Figure 2: Ventilatory and cardiac performances profile. VE: Ventilation; Rehab: Pulmonary Rehabilitation; *p<0.055.

Metabolic and functional capacity

Pulmonary rehabilitation increased VO2 (610 ± 110 vs. 880 ± 230 ml/min, p<0.05) and work rate (36.8 ± 9.8 vs. 55.6 ± 14.8 W, p<0.05) (Figure 3).

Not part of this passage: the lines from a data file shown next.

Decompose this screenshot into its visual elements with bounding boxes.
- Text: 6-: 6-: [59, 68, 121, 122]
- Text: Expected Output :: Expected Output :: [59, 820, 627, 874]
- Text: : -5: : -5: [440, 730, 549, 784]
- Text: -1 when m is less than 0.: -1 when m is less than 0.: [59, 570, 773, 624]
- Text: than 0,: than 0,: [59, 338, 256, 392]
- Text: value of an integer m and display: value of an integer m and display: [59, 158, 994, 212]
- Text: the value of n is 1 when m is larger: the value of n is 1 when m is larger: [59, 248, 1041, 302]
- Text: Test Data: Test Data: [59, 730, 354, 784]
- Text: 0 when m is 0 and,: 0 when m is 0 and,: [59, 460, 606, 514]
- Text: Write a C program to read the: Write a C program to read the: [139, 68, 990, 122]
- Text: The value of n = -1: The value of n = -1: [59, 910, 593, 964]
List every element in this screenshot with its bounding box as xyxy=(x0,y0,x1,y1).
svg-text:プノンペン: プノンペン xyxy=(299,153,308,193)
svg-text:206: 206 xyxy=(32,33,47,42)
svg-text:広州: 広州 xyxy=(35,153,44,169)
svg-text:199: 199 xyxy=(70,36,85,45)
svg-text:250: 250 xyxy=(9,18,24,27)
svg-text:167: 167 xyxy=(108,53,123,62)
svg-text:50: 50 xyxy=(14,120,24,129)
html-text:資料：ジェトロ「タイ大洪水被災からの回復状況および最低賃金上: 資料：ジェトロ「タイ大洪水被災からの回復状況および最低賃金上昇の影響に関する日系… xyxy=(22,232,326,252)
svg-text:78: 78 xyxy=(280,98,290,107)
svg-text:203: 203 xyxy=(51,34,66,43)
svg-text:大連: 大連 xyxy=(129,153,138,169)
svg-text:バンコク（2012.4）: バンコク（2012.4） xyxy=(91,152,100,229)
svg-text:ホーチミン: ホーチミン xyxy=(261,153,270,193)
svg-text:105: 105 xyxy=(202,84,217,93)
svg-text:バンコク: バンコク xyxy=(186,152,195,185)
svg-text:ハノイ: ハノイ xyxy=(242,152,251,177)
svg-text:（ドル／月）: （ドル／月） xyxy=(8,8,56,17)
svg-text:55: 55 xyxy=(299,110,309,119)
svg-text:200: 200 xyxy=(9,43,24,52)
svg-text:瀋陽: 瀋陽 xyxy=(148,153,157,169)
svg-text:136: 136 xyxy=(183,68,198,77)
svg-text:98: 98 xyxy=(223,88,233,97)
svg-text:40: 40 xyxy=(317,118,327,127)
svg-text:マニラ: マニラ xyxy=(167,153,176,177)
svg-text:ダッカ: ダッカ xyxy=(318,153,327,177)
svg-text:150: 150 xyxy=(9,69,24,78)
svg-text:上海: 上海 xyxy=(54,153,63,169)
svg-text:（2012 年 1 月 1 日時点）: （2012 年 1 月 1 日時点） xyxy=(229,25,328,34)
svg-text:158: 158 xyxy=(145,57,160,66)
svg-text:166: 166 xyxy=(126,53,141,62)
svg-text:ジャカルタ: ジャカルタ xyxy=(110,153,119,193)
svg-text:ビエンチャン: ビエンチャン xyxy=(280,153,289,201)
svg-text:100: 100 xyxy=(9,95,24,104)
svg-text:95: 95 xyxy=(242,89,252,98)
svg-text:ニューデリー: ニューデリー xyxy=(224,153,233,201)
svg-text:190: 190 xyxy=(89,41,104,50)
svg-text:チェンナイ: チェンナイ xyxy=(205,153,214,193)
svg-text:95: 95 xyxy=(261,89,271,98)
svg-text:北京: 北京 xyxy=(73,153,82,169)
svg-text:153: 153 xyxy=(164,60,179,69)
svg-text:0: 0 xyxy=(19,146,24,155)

pulmonary-respiratory-Metabolic-functional-capacity

Figure 3: Metabolic and functional capacity. VO2: Oxygen Consumption; WR: Work Rate; Rehab: Pulmonary Rehabilitation; *p<0.055.

Discussion

The present study demonstrated that a 8 week pulmonary rehabilitation program: 1) increases ventilatory and cardiac performances; 2) changes ventilatory and cardiac reserves consumption and 3) increases functional capacity.

VE

Before pulmonary rehabilitation, COPD patients presented almost a plateau on ventilation graph after 50%WR, which suggests dynamic hyperinflation [11]. After pulmonary rehabilitation, ventilation graph no longer presents plateau feature, suggesting dynamic hyperinflation reduction. Georgiadou et al. [12] demonstrated that in the postrehabilitation period, at identical work rates, significant reductions were observed in end expiratory lung volume and ventilatory demand, indicating reduction in dynamic hyperinflation, once that inspiratory reserve volume was significantly increased, what corroborates with our data.

Oxygen pulse

Dynamic hyperinflation reduction improves oxygen pulse [13] and reduces dynamic cardiac constraints. Cardiac mechanic is improved by reducing left ventricular afterload that is increased due to the high intrathoracic pressure swings needed to overcome the high elastic and resistive loads in COPD during exercise [14]. Dynamic hyperinflation reduction also increases blood return and preload, optimizing cardiac performance.

WR

Metabolic inefficient peripheral muscles have a reduced oxidative capacity, consequently, glycolytic ways of energy generation are early activated. As a result of glycolytic ways activation, extra CO2 from lactic acid buffering induces a higher ventilatory demand. Vogiatzis et al. [15] studied morphological and biochemical adaptations caused by interval training on vastus lateralis during a 10-week training. Muscle biopsy analysis showed an increase in cross-sectional area of both fiber type I and of type II fibers, and increased enzyme activity, reflecting an increase of 19% in muscle performance. Our data demonstrates increase in work rate, suggesting improvement on peripheral muscle oxidative capacity. This probable morphological change hypothetically promoted reduction in ventilatory demand/dynamic hyperinflation, which probably contributed to ventilation and oxygen pulse increases.

VO2

Oxygen consumption increased as a result of multiple system adaptation to exercise. This is an expected result, previously described in a large number of studies.

Conclusions

A 8 week pulmonary rehabilitation program improved ventilatory and cardiac performances, probably as a result of dynamic hyperinflation reduction. Peripheral muscle improvement also contributed to ventilatory and cardiac performances profile changes.